West Virginia Sues Capital One For "Deceptive And Illegal" Practices



The State of West Virginia has filed suit against Capital One Bank, a major issuer of credit cards. State Attorney General Darrell McGraw says the company has employed deceptive and illegal practices to market credit cards to consumers in his state.

According to the suit, the Virginia-based bank offered pre-approved credit cards with low limits to consumers with poor or limited credit histories or low income. The credit cards carried membership fees of up to $59 per year.

"The entire 'membership' fee was charged on the consumer's first monthly statement. As a result, a consumer with a $59 fee and a $200 limit account had only $141 of credit available the first month," McGraw said.

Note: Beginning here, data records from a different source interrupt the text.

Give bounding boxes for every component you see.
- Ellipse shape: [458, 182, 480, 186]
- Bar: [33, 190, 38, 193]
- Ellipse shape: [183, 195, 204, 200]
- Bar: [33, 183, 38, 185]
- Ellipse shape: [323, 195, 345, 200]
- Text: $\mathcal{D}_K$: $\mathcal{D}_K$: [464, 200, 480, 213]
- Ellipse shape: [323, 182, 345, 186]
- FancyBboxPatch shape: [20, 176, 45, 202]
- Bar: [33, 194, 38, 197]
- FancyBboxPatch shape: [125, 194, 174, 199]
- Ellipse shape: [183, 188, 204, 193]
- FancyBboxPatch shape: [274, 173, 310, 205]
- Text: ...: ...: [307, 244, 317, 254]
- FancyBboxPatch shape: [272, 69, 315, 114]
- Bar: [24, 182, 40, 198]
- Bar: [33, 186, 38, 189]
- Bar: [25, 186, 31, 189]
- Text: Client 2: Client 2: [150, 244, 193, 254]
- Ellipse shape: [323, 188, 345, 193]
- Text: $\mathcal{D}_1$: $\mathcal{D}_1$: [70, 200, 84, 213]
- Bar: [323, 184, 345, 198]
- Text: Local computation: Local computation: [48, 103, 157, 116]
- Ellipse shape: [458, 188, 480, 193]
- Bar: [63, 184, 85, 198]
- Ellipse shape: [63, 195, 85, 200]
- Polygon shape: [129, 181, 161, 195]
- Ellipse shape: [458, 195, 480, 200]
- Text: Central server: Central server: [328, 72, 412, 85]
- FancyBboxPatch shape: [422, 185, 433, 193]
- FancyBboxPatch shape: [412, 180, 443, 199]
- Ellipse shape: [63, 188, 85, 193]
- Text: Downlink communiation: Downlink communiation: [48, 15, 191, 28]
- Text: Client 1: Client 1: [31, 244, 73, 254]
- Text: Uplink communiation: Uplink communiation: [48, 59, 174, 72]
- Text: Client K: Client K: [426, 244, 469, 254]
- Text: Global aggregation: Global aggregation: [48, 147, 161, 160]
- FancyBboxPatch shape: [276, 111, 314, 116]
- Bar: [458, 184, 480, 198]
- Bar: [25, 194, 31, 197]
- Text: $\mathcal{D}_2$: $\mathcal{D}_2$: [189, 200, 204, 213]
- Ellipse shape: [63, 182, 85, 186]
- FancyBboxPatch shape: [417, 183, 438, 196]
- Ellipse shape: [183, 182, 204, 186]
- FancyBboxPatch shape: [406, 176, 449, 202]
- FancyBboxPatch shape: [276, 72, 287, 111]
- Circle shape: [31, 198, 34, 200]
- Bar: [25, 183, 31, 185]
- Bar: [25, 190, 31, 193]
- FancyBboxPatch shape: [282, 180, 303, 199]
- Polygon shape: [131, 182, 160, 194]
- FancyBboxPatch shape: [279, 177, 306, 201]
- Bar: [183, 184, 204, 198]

Many consumers had even less because they purchased other products or services such as a payment protection plan, McGraw's added.

"A consumer with an over-limit balance who made only the minimum monthly payment would never bring his or her account balance back below the credit limit: each monthly payment would reduce the balance to the credit limit; and then each monthly addition of interest would increase the balance so as to exceed the credit limit, again ensuring that the account was never paid off and that charges such as over-limit fees could continue to be imposed," the lawsuit charged.

The lawsuit further accused Capitol One of imposing fees on the accounts, even if the consumers never activated the cards. Consumers who attempted to cancel the cards were told that they could not as long as there was an outstanding balance, the lawsuit said.